NEW DELHI: In September 2016, a major part of the internet on the east coast of the US went on the blink following the biggest cyber attack in the history of the internet. Now we know that it was the Mirai malware that triggered this internet of things (IoT) botnet attack that took down big websites including Twitter, The Guardian, Netflix, Reddit, and CNN. Two years later in July, Cisco Talos found several vulnerabilities in the firmware of Samsung’s SmartThings Hub platform for its IOT devices.
These vulnerabilities could have allowed hackers to access sensitive information and take control over a number of smart home devices on the platform like door locks, security cameras and thermostats. These devices can be found on Shodan, a search engine for IoT devices and then using Nmap scan hackers can identify the ones with open ports whose IP address is visible online.
Now what if a variant of the Mirai IoT botnet is let loose by hackers on your smart home? A breach like this can be catastrophic and allow hackers to spy, steal and even blackmail you. “Smart devices like IP (internet protocol) cameras, speakers, etc., are becoming more vulnerable to cyber attacks especially if there is no proper in-built security,” cautions Shrenik Bhayani, general manager, Kaspersky Lab (South Asia).
Juniper Research predicts the number of IoT sensors and devices is set to exceed 50 billion by 2022. According to Avast Security, more than half (52.4%) of connected homes in India have one or more vulnerable IoT devices. If so, attacks on IoT devices will only increase. IoT devices were attacked with more than 120,000 modifications of malware in first half of 2018 alone, according to Kaspersky Labs. The problem is that “In the rush to get to the market, lot of companies are plainly ignoring security by design, which should have been the part of the product’s development life cycle,” says Jaspreet Singh, partner, information security at EY.
“There are little to no industry requirements that manufacturers have to comply with when it comes to security of smart devices. Instead they are left to create their own proprietary standards for communication, where security is not always a top priority,” said Vladislav Iliushin, IoT Threat Reseacher at Avast.
One of the biggest challenges in security of IoT devices is they are low in both memory and compute power, which makes it hard to put agents on them like anti-virus, explains Venkat Krishnapur, vice president-engineering and managing director of McAfee India. Also, when a vulnerability is discovered, the patch to address it is unlikely to be pushed automatically to the device, leaving it open to attacks.

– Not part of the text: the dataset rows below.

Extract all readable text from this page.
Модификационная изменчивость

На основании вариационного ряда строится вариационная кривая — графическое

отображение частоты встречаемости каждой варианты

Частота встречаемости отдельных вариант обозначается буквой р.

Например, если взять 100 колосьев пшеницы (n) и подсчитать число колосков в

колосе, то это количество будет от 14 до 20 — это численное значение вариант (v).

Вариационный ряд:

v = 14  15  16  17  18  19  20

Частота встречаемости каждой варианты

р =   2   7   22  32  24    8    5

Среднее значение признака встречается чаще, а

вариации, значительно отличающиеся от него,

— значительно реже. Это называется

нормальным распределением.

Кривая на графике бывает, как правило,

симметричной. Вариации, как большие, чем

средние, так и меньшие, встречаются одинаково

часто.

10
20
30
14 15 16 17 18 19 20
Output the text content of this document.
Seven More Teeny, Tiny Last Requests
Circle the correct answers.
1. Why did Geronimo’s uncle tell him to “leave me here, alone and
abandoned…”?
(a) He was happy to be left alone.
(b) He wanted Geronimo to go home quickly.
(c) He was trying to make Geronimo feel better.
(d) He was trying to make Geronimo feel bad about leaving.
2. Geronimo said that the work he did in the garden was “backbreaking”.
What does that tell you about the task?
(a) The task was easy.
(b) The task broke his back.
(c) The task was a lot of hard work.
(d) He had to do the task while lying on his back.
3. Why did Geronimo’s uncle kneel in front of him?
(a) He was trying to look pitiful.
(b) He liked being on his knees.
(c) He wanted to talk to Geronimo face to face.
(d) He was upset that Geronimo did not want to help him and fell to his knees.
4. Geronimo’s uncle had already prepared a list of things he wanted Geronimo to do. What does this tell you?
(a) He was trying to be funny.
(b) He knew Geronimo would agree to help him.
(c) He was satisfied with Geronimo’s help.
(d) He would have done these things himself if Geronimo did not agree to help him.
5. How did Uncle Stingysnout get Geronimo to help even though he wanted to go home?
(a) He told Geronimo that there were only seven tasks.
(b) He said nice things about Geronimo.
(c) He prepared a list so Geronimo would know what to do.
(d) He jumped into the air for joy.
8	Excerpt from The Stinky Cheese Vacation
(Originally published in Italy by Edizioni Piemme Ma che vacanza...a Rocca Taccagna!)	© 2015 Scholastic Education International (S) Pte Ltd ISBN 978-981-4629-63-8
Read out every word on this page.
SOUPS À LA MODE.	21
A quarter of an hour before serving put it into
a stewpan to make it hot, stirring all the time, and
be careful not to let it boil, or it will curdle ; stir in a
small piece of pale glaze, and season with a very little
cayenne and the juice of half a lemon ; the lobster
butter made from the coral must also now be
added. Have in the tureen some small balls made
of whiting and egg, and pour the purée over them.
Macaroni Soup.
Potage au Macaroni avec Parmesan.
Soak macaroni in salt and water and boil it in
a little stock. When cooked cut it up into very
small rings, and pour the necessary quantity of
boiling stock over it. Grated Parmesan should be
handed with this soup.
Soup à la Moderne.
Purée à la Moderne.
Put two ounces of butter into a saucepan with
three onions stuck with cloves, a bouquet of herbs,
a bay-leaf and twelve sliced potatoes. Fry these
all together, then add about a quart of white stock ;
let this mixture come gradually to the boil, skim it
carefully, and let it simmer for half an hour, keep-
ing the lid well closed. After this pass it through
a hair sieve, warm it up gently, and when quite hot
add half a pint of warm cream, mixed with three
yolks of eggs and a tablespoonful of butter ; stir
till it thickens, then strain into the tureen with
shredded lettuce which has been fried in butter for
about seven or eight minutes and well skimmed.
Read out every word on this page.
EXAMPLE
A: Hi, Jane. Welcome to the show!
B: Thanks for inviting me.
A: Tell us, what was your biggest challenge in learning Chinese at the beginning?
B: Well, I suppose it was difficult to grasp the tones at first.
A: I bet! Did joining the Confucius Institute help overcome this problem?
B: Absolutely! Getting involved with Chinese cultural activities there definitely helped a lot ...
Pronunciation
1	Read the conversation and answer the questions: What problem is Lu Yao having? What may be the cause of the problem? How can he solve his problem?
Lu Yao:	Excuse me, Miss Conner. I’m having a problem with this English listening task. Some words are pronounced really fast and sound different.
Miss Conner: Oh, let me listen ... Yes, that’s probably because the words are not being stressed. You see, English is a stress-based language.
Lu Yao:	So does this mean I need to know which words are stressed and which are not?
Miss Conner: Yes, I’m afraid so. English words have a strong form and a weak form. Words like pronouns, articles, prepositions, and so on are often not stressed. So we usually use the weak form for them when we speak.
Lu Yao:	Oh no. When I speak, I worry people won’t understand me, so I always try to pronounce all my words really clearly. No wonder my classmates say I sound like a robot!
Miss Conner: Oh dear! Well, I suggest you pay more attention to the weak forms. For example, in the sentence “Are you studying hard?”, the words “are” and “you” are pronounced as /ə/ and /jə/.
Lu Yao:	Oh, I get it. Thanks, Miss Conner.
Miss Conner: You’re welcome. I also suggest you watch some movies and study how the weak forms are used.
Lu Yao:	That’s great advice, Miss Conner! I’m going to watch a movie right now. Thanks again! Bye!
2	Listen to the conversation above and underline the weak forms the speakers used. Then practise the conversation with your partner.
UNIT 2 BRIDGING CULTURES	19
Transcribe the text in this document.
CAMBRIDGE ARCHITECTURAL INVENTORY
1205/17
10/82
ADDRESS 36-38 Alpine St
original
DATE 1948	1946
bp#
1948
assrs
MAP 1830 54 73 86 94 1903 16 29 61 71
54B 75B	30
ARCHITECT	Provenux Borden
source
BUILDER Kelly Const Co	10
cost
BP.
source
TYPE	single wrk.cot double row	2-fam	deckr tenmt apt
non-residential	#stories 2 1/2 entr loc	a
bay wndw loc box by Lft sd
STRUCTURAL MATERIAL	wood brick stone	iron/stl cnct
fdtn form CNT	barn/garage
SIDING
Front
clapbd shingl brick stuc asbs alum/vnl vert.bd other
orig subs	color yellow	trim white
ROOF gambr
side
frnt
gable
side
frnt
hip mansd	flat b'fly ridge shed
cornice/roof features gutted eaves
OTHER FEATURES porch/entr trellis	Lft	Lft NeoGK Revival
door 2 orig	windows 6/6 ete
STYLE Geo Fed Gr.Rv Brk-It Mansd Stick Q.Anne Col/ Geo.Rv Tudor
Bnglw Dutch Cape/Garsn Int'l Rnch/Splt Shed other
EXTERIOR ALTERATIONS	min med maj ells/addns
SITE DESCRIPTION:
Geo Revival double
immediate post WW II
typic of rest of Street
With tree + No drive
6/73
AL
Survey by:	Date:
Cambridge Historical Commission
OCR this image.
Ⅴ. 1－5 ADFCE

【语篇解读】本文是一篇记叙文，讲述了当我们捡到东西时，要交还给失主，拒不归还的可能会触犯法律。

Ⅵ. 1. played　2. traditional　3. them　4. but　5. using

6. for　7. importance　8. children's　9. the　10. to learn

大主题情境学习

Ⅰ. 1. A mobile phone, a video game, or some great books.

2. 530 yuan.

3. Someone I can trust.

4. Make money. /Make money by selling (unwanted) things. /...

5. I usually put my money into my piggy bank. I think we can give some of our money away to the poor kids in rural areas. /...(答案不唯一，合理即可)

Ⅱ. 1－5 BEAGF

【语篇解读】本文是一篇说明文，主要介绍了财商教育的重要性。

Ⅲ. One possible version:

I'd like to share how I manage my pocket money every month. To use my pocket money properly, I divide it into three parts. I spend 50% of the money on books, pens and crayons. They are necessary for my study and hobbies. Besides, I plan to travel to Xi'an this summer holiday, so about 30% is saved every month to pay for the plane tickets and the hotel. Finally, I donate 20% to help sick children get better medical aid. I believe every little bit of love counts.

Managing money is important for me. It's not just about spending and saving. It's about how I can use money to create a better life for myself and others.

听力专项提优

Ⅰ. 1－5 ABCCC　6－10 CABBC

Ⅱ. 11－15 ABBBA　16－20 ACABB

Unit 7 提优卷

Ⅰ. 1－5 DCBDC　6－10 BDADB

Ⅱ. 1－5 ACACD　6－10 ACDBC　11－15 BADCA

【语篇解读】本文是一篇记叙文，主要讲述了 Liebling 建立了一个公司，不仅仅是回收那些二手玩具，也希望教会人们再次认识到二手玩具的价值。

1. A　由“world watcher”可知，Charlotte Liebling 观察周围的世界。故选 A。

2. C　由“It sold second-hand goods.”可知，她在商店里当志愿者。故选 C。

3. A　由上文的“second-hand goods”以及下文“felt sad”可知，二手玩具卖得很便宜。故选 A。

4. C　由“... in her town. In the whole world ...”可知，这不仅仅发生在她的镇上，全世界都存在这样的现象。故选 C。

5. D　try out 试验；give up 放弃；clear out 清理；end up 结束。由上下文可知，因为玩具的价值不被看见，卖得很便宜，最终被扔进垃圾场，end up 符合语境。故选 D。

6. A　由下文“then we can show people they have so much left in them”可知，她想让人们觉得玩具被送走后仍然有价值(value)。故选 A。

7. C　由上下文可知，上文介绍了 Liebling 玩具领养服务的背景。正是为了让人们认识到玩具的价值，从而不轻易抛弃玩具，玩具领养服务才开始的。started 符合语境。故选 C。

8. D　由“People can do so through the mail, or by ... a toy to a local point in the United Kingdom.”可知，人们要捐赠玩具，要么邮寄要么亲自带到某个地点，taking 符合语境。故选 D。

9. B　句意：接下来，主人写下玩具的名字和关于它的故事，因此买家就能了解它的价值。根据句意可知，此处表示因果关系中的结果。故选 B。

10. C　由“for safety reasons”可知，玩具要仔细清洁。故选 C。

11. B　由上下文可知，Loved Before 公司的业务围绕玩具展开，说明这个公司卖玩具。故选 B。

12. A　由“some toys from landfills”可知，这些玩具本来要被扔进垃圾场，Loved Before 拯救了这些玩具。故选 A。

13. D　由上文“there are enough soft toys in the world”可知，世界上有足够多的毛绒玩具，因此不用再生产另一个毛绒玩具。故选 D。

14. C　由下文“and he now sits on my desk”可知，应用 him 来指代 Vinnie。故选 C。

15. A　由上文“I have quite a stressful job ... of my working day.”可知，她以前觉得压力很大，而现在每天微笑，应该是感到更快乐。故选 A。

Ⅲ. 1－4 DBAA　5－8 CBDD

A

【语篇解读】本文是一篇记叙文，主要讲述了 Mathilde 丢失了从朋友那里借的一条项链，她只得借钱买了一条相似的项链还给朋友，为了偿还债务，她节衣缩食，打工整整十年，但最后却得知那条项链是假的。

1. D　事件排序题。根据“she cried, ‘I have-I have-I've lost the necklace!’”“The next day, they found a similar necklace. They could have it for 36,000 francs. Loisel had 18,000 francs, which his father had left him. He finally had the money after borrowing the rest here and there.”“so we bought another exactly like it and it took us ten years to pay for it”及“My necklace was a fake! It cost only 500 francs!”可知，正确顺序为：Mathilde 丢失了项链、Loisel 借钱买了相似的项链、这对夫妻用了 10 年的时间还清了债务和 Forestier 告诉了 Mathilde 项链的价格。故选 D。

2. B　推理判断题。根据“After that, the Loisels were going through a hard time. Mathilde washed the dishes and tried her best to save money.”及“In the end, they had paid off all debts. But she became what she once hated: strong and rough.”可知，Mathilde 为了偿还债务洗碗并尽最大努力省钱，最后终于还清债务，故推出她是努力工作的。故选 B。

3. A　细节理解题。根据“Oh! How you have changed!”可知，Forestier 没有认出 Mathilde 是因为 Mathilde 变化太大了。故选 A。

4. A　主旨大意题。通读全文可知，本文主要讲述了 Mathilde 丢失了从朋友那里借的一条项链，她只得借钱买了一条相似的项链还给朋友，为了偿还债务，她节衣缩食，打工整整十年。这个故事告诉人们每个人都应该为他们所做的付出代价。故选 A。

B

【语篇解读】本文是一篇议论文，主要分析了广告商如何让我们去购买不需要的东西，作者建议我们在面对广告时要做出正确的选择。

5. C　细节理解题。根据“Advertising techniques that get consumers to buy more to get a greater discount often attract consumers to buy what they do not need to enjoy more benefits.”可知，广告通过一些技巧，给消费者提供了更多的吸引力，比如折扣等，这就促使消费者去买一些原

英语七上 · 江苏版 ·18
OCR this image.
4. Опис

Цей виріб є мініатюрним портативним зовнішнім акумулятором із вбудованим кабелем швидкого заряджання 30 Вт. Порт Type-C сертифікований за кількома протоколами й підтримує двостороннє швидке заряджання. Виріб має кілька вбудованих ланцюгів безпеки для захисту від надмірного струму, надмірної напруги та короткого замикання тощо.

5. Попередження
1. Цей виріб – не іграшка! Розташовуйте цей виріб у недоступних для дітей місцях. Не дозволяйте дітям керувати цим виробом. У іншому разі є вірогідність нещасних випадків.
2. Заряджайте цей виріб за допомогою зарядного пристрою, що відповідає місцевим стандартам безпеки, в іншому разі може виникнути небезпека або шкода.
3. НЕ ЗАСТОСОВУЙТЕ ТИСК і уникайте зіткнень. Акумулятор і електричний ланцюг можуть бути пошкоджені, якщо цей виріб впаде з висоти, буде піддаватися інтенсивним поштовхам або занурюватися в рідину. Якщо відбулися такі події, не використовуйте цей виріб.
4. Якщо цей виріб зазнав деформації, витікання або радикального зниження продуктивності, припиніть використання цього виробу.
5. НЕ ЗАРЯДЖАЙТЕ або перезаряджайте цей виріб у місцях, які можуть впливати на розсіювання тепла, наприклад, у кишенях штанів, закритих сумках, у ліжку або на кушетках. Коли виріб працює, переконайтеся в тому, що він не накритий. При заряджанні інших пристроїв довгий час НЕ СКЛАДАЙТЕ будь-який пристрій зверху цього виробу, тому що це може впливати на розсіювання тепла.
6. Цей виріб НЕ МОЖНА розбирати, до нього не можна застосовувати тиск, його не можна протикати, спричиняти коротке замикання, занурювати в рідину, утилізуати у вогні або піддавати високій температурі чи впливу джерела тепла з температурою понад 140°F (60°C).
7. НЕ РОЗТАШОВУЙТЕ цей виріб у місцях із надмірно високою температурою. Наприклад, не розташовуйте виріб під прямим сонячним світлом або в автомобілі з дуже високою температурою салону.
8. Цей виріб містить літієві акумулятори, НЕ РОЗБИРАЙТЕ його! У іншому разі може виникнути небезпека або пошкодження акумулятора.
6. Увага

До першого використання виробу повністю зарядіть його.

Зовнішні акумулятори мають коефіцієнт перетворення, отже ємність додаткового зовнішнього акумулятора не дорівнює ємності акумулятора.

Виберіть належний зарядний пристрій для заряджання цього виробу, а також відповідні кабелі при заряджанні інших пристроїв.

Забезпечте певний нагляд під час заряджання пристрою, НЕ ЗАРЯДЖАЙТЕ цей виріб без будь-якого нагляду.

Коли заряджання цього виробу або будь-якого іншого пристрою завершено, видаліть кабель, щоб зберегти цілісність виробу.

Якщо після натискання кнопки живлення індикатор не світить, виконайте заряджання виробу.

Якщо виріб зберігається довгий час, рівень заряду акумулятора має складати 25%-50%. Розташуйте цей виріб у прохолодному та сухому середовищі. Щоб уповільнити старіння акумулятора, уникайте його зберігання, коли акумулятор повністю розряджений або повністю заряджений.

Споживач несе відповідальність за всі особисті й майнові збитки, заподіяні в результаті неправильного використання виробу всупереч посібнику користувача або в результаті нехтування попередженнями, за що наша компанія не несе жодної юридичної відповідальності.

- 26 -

“Majority of IoT devices currently rely on local network security, which means that everyone on the same network can gain access to them. If a security camera, for example, gets hacked and the attacker is able to get into the network, he/she can control most of the other IoT devices connected to the same network as the camera,” warned Iliushin.
According to a report by Barracuda Labs, improvements have been made but new types of vulnerabilities have emerged like IoT credential compromise wherein, attackers exploit vulnerabilities in mobile and web applications to acquire credentials to access data saved on cloud. “From an end user standpoint, unsecured IoT devices pose the highest risk to the privacy of a consumer. A vulnerable IoT device can give away your location, passwords, and data,” cautions Sajan Paul, director systems engineering at Juniper Networks, India and SAARC. To avoid such attacks, consumers need to regularly update their devices, check default privacy and security settings, and change them as per their needs. Mikhail Kuzin, security researcher at Kaspersky Lab, believes that even if vendors begin to provide devices with better security now, it will be a while before old vulnerable devices are phased out of homes. Krishnapur recommends that users need to invest in more secure routers with in-built protection. He adds that they can also consider setting up a second network for IoT devices that doesn’t share access to other devices and data.